TALKING is the strongest negotiation tool you have and yet it can lead to an incredible amount of misunderstanding.
You may get frustrated at why communication can be so difficult, especially when the parties involved speak a common language.
But that's the problem right there - they don't.
The words are the same, but how they are perceived and received can vary from individual to individual.
The way people communicate is a learned social behaviour. And just as everyone has a different personality, there are different nuances in your linguistic style - the way you send and receive messages.
Your characteristic speaking pattern can differ in how direct or indirect you are, your pacing, pauses, word choice and the way you use jokes, anecdotes, questions and apologies.
In one city, people may be used to leaving longer pauses in their conversation to allow people to join in, while in another, even a brief pause can be unacceptable and has to be filled.
This can result in misconceptions. One person will come across as shy or uninterested because he is not contributing to the conversation, while the other feels his conversation partner is garrulous and monopolising the discussion.
In reality, they do not understand each other's linguistic style or how to make adjustments for it.
Men versus women
However, the main differences come in the form of the different linguistic styles between the sexes.

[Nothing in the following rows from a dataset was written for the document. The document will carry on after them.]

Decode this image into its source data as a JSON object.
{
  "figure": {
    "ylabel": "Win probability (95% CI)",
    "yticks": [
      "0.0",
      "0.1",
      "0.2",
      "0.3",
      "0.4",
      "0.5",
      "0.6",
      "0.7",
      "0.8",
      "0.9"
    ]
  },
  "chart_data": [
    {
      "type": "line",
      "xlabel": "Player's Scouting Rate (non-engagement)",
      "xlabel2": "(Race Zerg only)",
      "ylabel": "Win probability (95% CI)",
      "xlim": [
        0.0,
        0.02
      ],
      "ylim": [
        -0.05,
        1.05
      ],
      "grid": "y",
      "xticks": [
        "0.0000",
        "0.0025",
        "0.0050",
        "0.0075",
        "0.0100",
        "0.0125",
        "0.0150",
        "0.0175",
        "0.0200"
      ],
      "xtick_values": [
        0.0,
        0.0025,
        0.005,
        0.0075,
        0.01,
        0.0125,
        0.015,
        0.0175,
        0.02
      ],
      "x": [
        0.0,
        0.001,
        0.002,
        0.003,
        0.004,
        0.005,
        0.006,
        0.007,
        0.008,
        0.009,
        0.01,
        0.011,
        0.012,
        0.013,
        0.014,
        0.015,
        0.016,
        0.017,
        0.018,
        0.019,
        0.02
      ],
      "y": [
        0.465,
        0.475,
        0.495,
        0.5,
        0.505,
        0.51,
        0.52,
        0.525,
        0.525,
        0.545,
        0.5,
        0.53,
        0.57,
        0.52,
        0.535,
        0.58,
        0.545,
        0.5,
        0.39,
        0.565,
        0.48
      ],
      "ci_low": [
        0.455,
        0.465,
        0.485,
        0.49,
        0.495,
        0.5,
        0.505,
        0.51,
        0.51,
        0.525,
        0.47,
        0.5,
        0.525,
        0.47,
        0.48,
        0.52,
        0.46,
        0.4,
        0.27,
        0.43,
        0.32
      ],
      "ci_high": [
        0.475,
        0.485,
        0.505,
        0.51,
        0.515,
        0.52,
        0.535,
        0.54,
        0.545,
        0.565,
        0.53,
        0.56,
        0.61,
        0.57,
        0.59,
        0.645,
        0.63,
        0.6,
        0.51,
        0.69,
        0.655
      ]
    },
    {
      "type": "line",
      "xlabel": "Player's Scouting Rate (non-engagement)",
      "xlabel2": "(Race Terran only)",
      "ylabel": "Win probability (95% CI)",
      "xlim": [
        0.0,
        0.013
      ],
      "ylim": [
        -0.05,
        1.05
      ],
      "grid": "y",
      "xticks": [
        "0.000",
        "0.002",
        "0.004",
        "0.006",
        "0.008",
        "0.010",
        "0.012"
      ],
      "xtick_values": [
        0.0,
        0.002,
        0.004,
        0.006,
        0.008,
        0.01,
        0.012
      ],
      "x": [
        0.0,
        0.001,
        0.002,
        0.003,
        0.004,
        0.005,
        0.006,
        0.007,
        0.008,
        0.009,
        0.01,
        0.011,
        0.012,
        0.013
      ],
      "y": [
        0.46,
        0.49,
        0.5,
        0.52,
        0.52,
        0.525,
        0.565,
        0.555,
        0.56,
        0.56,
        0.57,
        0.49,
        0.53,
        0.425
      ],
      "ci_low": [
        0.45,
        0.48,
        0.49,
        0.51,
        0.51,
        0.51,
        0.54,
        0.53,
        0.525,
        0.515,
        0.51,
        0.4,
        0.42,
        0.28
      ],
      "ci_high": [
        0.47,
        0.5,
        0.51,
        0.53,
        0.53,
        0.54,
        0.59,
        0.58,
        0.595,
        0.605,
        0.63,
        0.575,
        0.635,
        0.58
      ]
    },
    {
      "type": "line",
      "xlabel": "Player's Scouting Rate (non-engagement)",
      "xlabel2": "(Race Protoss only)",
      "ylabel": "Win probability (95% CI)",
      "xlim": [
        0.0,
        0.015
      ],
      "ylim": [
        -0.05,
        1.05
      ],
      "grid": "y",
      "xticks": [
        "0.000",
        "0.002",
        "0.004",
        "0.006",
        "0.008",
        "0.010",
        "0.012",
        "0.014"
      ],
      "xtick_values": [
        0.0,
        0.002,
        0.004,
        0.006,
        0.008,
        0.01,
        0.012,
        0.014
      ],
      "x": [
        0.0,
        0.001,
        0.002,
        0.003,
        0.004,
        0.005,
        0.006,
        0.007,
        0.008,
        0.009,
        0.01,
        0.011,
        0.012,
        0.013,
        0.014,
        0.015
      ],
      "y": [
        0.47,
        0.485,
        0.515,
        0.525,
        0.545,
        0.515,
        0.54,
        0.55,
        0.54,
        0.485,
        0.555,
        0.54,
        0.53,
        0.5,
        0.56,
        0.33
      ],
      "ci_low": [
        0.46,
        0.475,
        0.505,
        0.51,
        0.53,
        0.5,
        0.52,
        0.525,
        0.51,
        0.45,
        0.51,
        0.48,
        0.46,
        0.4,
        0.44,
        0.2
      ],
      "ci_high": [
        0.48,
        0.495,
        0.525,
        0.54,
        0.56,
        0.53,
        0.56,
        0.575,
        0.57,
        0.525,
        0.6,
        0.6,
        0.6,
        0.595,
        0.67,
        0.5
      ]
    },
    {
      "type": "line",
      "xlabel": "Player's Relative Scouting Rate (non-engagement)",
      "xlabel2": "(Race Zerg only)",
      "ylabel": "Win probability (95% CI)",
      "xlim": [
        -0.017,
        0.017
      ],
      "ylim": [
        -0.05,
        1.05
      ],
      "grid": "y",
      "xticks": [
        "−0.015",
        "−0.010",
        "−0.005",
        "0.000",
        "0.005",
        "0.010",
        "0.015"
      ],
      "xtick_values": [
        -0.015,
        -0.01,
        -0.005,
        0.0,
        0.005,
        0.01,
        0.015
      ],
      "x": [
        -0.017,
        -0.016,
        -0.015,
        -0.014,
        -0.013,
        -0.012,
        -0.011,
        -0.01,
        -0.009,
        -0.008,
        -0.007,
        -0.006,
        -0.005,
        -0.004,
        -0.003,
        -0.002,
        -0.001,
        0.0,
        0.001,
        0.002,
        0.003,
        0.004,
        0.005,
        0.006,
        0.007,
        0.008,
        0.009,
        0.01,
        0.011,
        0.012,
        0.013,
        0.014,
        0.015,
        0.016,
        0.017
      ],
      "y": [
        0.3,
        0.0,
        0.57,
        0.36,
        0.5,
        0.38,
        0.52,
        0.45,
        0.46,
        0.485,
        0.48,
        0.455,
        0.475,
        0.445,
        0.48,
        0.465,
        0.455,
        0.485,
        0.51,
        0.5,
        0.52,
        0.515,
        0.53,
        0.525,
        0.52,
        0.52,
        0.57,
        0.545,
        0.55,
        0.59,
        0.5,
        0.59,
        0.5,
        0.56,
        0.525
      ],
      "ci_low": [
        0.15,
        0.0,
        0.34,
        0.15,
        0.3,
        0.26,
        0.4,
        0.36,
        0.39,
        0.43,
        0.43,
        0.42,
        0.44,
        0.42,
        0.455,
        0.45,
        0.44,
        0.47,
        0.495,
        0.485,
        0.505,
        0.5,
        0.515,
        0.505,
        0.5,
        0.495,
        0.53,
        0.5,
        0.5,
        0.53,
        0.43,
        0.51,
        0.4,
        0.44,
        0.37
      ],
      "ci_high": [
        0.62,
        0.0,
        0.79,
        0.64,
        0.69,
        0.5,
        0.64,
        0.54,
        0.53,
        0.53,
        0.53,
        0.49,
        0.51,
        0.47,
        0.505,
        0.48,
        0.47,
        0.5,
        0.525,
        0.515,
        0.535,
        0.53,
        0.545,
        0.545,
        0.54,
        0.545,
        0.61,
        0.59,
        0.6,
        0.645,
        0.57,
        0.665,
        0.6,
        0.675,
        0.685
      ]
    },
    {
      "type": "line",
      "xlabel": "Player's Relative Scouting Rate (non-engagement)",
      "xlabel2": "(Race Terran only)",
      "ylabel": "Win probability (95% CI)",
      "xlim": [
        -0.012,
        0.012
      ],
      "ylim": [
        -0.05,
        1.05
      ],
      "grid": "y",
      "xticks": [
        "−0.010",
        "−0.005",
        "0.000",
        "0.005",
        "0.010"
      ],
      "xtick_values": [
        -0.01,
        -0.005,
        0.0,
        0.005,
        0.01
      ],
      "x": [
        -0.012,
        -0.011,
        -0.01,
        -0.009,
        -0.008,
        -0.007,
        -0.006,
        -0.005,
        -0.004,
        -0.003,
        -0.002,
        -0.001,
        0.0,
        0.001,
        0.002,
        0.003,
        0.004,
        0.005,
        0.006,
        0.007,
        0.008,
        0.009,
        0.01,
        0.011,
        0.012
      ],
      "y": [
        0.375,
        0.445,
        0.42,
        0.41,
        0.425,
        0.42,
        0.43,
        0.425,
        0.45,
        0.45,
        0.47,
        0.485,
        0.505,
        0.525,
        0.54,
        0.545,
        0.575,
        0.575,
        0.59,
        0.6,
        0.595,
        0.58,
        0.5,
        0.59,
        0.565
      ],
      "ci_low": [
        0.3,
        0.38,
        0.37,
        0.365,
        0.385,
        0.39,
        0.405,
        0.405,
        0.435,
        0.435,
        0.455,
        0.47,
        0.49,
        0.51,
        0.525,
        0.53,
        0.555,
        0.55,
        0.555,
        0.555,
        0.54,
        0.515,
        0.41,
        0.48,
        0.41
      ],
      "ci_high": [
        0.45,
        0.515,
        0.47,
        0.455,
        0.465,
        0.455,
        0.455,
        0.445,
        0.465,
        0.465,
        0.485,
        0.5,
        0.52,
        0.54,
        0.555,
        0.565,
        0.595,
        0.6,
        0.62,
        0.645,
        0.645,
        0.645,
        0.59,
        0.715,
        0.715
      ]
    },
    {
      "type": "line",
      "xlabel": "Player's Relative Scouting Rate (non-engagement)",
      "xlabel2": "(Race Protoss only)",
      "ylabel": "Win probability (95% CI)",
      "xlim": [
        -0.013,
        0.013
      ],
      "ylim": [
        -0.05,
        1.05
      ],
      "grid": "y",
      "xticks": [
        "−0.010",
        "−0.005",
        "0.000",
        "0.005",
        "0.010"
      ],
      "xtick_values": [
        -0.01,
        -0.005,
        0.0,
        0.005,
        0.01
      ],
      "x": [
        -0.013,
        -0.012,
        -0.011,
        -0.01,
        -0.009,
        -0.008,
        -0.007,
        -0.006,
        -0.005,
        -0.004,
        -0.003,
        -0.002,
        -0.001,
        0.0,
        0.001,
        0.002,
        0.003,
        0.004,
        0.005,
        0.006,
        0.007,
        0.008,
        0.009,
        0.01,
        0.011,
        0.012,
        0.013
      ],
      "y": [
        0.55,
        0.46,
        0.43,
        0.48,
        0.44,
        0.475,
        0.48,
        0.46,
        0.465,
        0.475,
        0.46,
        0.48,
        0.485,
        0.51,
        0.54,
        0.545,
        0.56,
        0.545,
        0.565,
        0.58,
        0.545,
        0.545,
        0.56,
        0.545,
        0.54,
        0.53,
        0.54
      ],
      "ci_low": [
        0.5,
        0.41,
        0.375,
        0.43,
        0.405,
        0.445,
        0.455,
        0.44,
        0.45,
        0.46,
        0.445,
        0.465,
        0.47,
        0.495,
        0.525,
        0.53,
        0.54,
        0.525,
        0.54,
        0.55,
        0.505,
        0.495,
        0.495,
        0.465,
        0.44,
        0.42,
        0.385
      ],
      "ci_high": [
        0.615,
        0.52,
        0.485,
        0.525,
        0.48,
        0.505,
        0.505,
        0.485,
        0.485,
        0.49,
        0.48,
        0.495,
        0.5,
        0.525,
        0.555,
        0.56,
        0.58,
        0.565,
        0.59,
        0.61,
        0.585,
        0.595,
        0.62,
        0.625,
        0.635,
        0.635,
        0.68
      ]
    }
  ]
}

Women tend to focus more on rapport when they communicate while men are concerned with status.
Women socialise in small groups, talk more and focus on equality, while men socialise in larger groups with unequal standing. They communicate to display position and knowledge.
Women play down their individual strengths to be accepted while men minimise their weaknesses.
These linguistic characteristics follow them into the workplace and influence how they communicate and perceive communication with their colleagues.
Take a look at how specific methods of communication are used and interpreted differently between the sexes, and it may become clearer why certain relationships play out for you the way they do.
How you ask questions depends on the situation. If you are the only person asking questions, you may appear ignorant.
Men view this as losing face, hence the reason why they are less likely to ask for directions.
Women view questions as a sign of interest while men tend to form negative opinions of people who ask questions in situations where they would not.
Men tend to take "I'm sorry" literally while women most often use the phrase to express sympathy. Men are less likely to apologise and will ignore or side-step the issue.
When people invite comments by asking such questions as, "How do you think I did?", they could be in for criticism instead of the expected compliment.
Men recognise this coming from a status standpoint and will be less likely to put themselves in such a vulnerable position.
Women, after giving a compliment, will expect one in return, coming from the position of rapport-building.
Women tend to be more indirect when giving orders while men are direct about admitting their faults.
The ways of giving and interpreting feedback are polar opposites between the two sexes.
Women tend to soften the impact of negative feedback by complimenting good behaviour first.
Men see the first points raised as the most important and will view the negative criticism as an afterthought, placing less importance on it as it was not mentioned first.
Men are more comfortable blowing their own trumpets, going back again to their play behaviour as boys and the need to establish status.
Women, who tend to downplay their strengths, may be perceived by men as having a lack of confidence if they do not want to take credit for their actions.
Understanding how your colleagues communicate and what they are really saying will make it possible for you to better read interactions and to adjust your own style to bring about the desired outcome.
This is a communication skill that can be learnt and practised to enhance internal and external corporate communications.